Arts Ecology will include work by the three Lunenburg residents, Lux Habrich, Marley Johnson, and Julie Wagner, as well as Sarah MacLeod at the Cape Breton Centre for Craft & Design in Sydney and Caitlin McGuire and Kelsey Pearson at the MacPhee Centre for Creative Learning in Dartmouth.

Marley, from London, Ont., is the curator for the show, which he entitled Arts Ecology as a way of exploring the relationships between artists with the community. “At the heart of it is a question: how do you build an artistic practice that is true to yourself and yet relates to the world around you?”

In some ways, being an artist-in-residence with one of the NSCAD Residency sites is a “perfect experience,” according to Julie, but in other ways it’s tough. You have to motivate yourself to create when there are no longer the deadlines provided by professors or the competition and/or support provided by classmates.

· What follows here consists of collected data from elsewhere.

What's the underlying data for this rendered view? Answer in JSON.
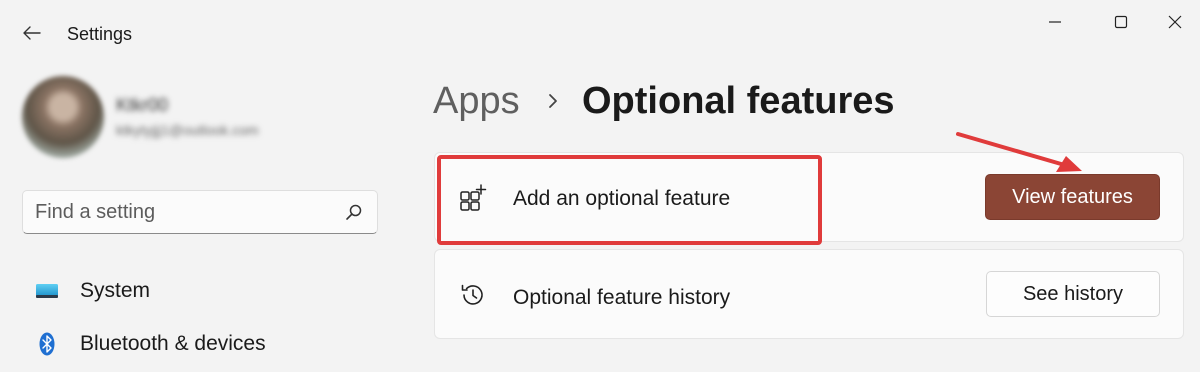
{
  "titlebar": {
    "app_title": "Settings"
  },
  "profile": {
    "name": "Ktkr00",
    "email": "ktkytyjjj1@outlook.com"
  },
  "search": {
    "placeholder": "Find a setting"
  },
  "nav": {
    "items": [
      {
        "label": "System",
        "icon": "monitor-icon"
      },
      {
        "label": "Bluetooth & devices",
        "icon": "bluetooth-icon"
      }
    ]
  },
  "breadcrumb": {
    "parent": "Apps",
    "current": "Optional features"
  },
  "cards": {
    "add": {
      "label": "Add an optional feature",
      "icon": "add-app-icon",
      "button": "View features"
    },
    "history": {
      "label": "Optional feature history",
      "icon": "history-icon",
      "button": "See history"
    }
  },
  "colors": {
    "accent": "#8b4535",
    "annotation": "#e03b3b",
    "background": "#f3f3f3"
  }
}
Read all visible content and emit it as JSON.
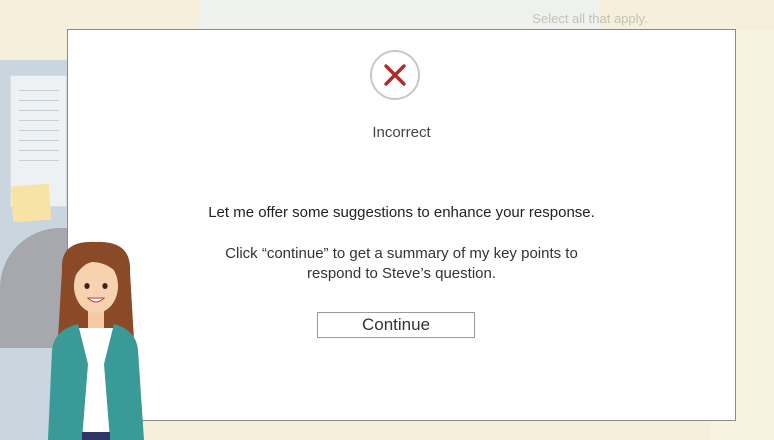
{
  "background": {
    "prompt_text": "Select all that apply."
  },
  "modal": {
    "status": "Incorrect",
    "status_icon": "x-circle-icon",
    "message": "Let me offer some suggestions to enhance your response.",
    "instruction_line1": "Click “continue” to get a summary of my key points to",
    "instruction_line2": "respond to Steve’s question.",
    "continue_label": "Continue"
  },
  "colors": {
    "incorrect_red": "#b42a2a",
    "modal_bg": "#ffffff",
    "character_jacket": "#3a9a98",
    "character_hair": "#8a4a28"
  }
}
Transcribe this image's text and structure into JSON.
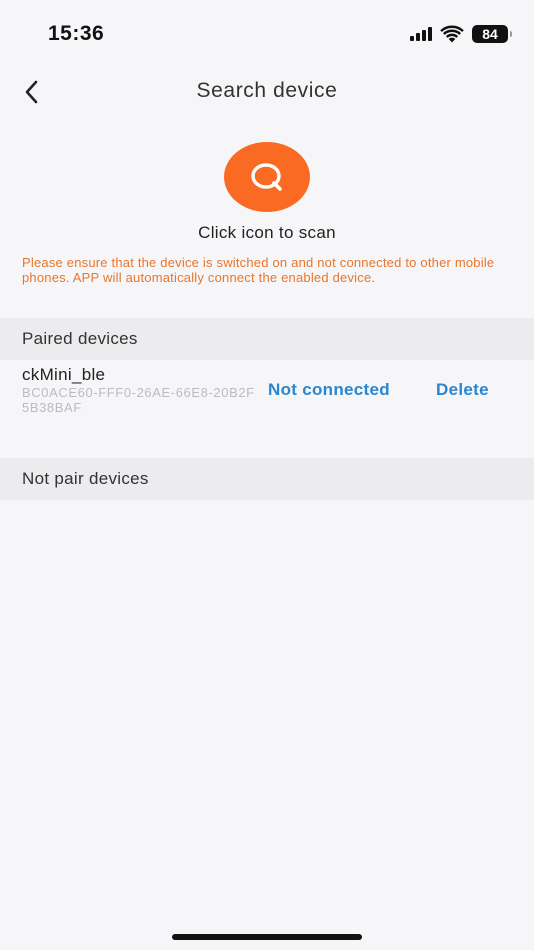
{
  "status_bar": {
    "time": "15:36",
    "battery": "84",
    "icons": [
      "signal-icon",
      "wifi-icon",
      "battery-icon"
    ]
  },
  "nav": {
    "title": "Search device",
    "back_icon": "chevron-left-icon"
  },
  "scan": {
    "icon": "search-icon",
    "label": "Click icon to scan",
    "button_color": "#fb6a22"
  },
  "warning": "Please ensure that the device is switched on and not connected to other mobile phones. APP will automatically connect the enabled device.",
  "paired_section": {
    "title": "Paired devices",
    "devices": [
      {
        "name": "ckMini_ble",
        "id": "BC0ACE60-FFF0-26AE-66E8-20B2F5B38BAF",
        "status": "Not connected",
        "action": "Delete"
      }
    ]
  },
  "unpaired_section": {
    "title": "Not pair devices"
  },
  "colors": {
    "accent": "#2a86d0",
    "warning": "#e8762e",
    "background": "#f6f6f8",
    "section_bg": "#ececee"
  }
}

“You have to learn independence. You have to motivate yourself and push yourself every day. There’s no structure, except for what you impose on yourself, and that’s an adjustment,” says Julie, a ceramic artist who is considering grad school.

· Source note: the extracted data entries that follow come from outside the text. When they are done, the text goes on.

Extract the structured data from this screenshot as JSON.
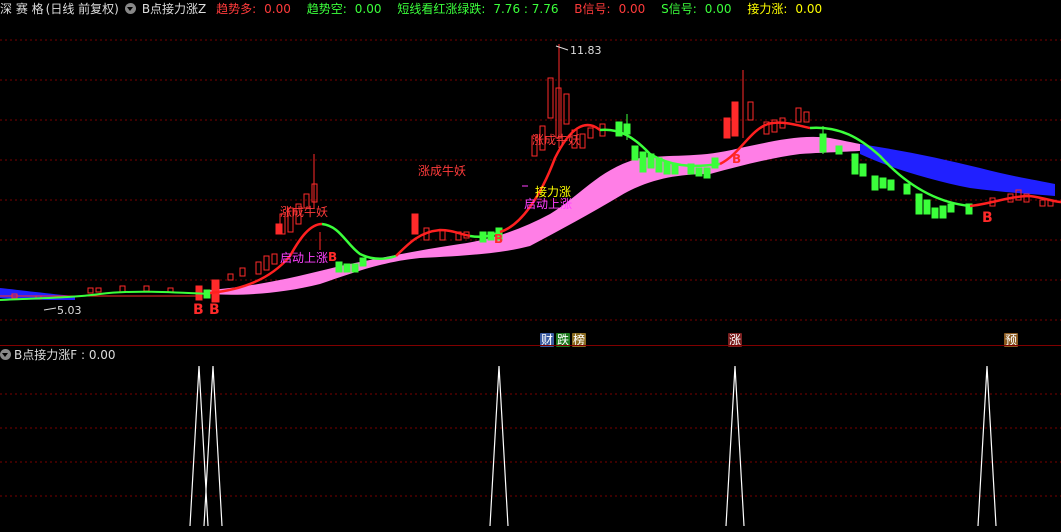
{
  "header": {
    "stock_name": "深 赛 格",
    "period": "(日线 前复权)",
    "indicator": "B点接力涨Z",
    "fields": [
      {
        "label": "趋势多:",
        "value": "0.00",
        "color": "#ff3b3b"
      },
      {
        "label": "趋势空:",
        "value": "0.00",
        "color": "#3bff3b"
      },
      {
        "label": "短线看红涨绿跌:",
        "value": "7.76 : 7.76",
        "color": "#3bff3b"
      },
      {
        "label": "B信号:",
        "value": "0.00",
        "color": "#ff3b3b"
      },
      {
        "label": "S信号:",
        "value": "0.00",
        "color": "#3bff3b"
      },
      {
        "label": "接力涨:",
        "value": "0.00",
        "color": "#ffff00"
      }
    ]
  },
  "price_labels": {
    "high": "11.83",
    "low": "5.03"
  },
  "annotations": {
    "zhangchengniuyao": "涨成牛妖",
    "qidongshangzhang": "启动上涨",
    "jielizhang": "接力涨",
    "b": "B"
  },
  "signal_tags": [
    {
      "text": "财",
      "bg": "#3a5aa0",
      "fg": "#ffffff"
    },
    {
      "text": "跌",
      "bg": "#1f7a1f",
      "fg": "#ffffff"
    },
    {
      "text": "榜",
      "bg": "#8a6a20",
      "fg": "#ffffff"
    },
    {
      "text": "涨",
      "bg": "#7a1f1f",
      "fg": "#ffffff"
    },
    {
      "text": "预",
      "bg": "#8a5a20",
      "fg": "#ffffff"
    }
  ],
  "sub_panel": {
    "title": "B点接力涨F",
    "value": ": 0.00"
  },
  "colors": {
    "up": "#ff2a2a",
    "down": "#3bff3b",
    "ribbon_pink": "#ff7ee6",
    "ribbon_blue": "#2020ff",
    "grid": "#7a0000"
  }
}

And then there’s the need to find ways to support yourself. Residents often take on part-time jobs in the communities they’re living in, in addition to doing the volunteer work that’s expected of them as part of a community residency. Marley has found finding part-time work in the area difficult, while Lux, on the other hand, has three art-related part-time gigs that mean it’s harder for her to get the studio time she craves.

At the MacPhee Centre in Dartmouth, Caitlin and Kelsey are wrestling with the same issues, but mostly feel “really, really lucky,” says Caitlin. The two get along famously, have found part-time jobs that complement their artistic practices, and love working with youth at the MacPhee Centre.

Caitlin is a painter and illustrator originally from Antigonish who works as a gallery assistant at Argyle Fine Art, while Kelsey is a printmaker from Napanee, Ont. who has been teaching classes through NSCAD’s School of Extended Studies.

At the MacPhee Centre, they have 24-hour access to a third floor studio loft with a view of Halifax Harbour.  Caitlin is teaching “The Comic Diaries” this winter, while Kelsey is teaching “Book Making and Wood Carving.”

“This place gives me focus,” says Kelsey.

Adds Caitlin: “I’m grateful every time I walk in the door.”

The sentiment is mutual from the folks at the MacPhee Centre. “They are making a big impact on our youth, and not only by working with them,” says Heather MacDonald, executive director of the centre which is located in downtown Dartmouth. “The kids see their art and they ask about it. It helps them to consider art as a career, not just as a hobby. We’re just very thankful to have them here.”